Le Conseil constitutionnel avait décidé en 1999 que voteraient aux provinciales les électeurs présents depuis dix ans sur le Caillou à la date de chaque scrutin. Mais Jacques Chirac, en 2007, a entrepris de réviser la Constitution pour figer le corps électoral, en excluant tous ceux qui ne résidaient pas en Nouvelle-Calédonie depuis dix ans en 1998, au nom du respect des accords passés avec les Kanak.
Le gouvernement affirme que ce gel conduit désormais à exclure un citoyen sur cinq du vote.
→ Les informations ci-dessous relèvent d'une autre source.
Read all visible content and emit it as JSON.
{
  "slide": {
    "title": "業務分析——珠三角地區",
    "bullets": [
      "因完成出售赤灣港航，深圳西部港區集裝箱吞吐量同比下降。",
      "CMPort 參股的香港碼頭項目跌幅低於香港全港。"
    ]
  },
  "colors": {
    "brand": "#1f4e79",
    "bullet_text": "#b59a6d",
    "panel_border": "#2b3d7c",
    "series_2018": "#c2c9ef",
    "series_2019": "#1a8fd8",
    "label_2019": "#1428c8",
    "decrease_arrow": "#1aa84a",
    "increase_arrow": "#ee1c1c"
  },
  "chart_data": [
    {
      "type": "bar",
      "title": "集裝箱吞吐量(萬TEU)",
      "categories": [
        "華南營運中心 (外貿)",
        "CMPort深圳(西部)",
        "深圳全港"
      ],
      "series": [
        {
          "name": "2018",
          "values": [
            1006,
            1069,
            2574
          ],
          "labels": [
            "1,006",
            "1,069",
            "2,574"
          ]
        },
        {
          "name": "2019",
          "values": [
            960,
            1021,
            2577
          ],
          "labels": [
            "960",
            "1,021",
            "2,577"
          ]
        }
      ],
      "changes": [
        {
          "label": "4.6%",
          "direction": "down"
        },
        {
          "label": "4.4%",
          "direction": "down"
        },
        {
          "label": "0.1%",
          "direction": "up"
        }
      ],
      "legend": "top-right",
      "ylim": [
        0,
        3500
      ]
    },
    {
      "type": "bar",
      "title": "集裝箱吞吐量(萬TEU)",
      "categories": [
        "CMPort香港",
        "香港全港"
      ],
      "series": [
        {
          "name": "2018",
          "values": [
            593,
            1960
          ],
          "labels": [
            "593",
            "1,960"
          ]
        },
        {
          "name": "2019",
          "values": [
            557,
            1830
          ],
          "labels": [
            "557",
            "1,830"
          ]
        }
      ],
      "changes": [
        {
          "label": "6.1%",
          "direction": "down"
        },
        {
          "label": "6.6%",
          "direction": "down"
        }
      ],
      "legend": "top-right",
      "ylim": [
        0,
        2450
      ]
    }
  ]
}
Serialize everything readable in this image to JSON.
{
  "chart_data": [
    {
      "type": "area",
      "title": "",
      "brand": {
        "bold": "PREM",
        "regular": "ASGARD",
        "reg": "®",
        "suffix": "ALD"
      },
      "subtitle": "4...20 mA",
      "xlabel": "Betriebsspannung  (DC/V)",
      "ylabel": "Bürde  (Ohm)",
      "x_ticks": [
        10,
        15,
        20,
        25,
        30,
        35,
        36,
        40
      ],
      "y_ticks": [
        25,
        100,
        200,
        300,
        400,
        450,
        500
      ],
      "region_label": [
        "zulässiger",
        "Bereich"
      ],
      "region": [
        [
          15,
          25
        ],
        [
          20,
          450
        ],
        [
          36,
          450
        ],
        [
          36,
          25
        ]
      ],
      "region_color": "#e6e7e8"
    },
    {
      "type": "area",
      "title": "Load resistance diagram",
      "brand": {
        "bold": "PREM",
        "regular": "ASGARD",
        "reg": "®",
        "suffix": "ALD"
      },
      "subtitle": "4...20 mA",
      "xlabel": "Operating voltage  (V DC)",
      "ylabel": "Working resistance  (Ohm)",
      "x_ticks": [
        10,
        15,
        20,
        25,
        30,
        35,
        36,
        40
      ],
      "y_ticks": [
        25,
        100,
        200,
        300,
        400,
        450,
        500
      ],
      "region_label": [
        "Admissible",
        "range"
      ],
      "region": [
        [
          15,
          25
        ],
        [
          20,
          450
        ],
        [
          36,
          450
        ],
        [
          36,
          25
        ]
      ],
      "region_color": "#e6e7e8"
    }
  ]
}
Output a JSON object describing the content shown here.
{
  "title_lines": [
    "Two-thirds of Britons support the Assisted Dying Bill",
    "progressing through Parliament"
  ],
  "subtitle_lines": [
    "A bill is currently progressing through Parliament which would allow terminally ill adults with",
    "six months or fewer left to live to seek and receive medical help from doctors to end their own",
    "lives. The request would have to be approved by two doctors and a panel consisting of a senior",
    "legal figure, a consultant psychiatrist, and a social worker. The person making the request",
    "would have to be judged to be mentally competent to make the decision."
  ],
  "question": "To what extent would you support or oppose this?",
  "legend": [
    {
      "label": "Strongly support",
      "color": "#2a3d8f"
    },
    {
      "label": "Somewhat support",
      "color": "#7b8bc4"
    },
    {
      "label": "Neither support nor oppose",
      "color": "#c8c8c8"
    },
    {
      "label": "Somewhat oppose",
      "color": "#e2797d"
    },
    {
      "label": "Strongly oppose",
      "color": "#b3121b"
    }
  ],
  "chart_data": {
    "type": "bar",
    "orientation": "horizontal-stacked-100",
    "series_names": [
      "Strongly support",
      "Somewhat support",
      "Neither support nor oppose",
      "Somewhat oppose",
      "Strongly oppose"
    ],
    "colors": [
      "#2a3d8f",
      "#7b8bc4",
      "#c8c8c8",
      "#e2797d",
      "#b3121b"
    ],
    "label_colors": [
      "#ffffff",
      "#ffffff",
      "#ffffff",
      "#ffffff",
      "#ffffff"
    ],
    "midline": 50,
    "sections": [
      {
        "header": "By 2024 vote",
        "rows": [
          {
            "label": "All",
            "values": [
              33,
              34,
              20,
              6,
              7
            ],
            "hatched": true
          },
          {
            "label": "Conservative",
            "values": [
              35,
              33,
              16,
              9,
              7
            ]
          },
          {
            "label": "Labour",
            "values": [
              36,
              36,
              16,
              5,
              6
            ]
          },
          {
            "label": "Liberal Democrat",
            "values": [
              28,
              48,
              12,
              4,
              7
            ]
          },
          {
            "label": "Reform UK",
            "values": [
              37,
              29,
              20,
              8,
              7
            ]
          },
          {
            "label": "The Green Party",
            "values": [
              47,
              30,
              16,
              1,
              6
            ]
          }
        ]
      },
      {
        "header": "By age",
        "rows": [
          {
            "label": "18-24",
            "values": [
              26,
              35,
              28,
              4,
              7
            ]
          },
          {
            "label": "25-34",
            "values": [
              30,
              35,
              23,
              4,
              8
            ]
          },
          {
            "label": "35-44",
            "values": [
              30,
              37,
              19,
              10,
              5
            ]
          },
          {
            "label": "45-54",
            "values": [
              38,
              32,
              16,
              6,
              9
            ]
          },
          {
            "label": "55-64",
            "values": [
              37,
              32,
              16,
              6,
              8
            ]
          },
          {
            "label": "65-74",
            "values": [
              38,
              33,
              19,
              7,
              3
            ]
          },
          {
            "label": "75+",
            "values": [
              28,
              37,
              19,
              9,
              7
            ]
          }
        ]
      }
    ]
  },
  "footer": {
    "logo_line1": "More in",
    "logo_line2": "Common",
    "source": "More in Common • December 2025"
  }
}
L’élargissement prévu ajoutera selon lui 12 400 personnes nées sur le Caillou et 13 100 résidents inscrits depuis dix ans sur la liste générale, soit 14 % d’électeurs supplémentaires.
Le point de vue de Laurent Ozon
Nouvelle Calédonie. Les autochtones manifestent contre une réforme constitutionnelle qui élargirait le droit de vote à des résidents arrivés chez eux depuis moins de dix ans. Si une telle réforme était proposée en France métropolitaine, la droite serait contre cet élargissement du droit de vote, mais pourtant elle appelle à la répression de ces manifestants en Nouvelle Calédonie. En France métropolitaine, la gauche serait favorable à cet élargissement du droit de vote, mais curieusement en Nouvelle Calédonie, elle soutient ou défend les manifestants. Bref, comme d’habitude, ces gens sont des adeptes du double standard.